Merck & Co. shares advanced 1.8% to close at $121.93 on Friday, nearing its 52-week high, following regulatory approval in Canada for its respiratory syncytial virus (RSV) preventive treatment. Health Canada cleared ENFLONSIA (clesrovimab) for use in newborns and infants, a key step in the company's immunization portfolio.

Analyst Boost and Trading Activity

Guggenheim increased its price target for Merck to $140 from $122, maintaining a buy rating. Trading volume reached approximately 13 million shares, slightly below the 50-day average. The stock has risen for seven consecutive sessions.

Insider Transactions

Recent regulatory filings revealed three executives sold shares this week:

  • Richard R. DeLuca, executive vice president, sold 37,685 shares at a weighted average price of $120.9241 on February 6.
  • Johannes Jacobus Oosthuizen, head of the U.S. market, disposed of 15,000 shares at $121.8661.
  • David Michael Williams, chief information and digital officer, exercised options and sold 5,000 shares at $121.905.

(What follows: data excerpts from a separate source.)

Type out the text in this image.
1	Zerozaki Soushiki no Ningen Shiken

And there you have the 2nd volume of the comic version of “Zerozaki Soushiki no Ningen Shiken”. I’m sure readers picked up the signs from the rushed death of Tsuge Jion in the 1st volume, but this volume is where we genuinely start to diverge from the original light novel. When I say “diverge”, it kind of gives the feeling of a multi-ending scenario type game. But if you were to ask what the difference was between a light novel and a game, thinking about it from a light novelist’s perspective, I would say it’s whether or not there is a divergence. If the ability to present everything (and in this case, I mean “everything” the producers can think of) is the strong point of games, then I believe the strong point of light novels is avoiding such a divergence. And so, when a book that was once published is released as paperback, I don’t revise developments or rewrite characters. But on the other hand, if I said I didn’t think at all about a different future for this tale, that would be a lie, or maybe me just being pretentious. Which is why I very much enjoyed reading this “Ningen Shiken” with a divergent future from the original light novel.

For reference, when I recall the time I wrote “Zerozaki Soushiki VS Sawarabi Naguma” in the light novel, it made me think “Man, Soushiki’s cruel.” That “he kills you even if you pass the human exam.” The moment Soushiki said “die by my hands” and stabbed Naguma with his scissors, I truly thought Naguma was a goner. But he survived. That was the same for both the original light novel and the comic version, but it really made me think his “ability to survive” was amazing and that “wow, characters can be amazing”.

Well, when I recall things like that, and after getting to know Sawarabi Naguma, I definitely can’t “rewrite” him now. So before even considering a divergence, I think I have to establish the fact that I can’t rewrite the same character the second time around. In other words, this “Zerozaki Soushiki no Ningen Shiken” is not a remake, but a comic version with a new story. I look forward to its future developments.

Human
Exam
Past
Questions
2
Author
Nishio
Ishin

Market Context and Upcoming Catalysts

The approval enables Merck to proceed with launch preparations and reimbursement discussions across Canadian provinces. The company notes the monoclonal antibody may provide up to five months of protection, though market access will depend on regional health policies.

Investors are monitoring several near-term developments, including an FDA decision expected on February 20 for a KEYTRUDA combination therapy targeting platinum-resistant recurrent ovarian cancer. Merck is scheduled to report first-quarter 2026 financial results on April 30.

The infant RSV prevention market remains competitive, with ENFLONSIA's commercial success contingent on pricing, reimbursement speed, and physician adoption relative to existing alternatives.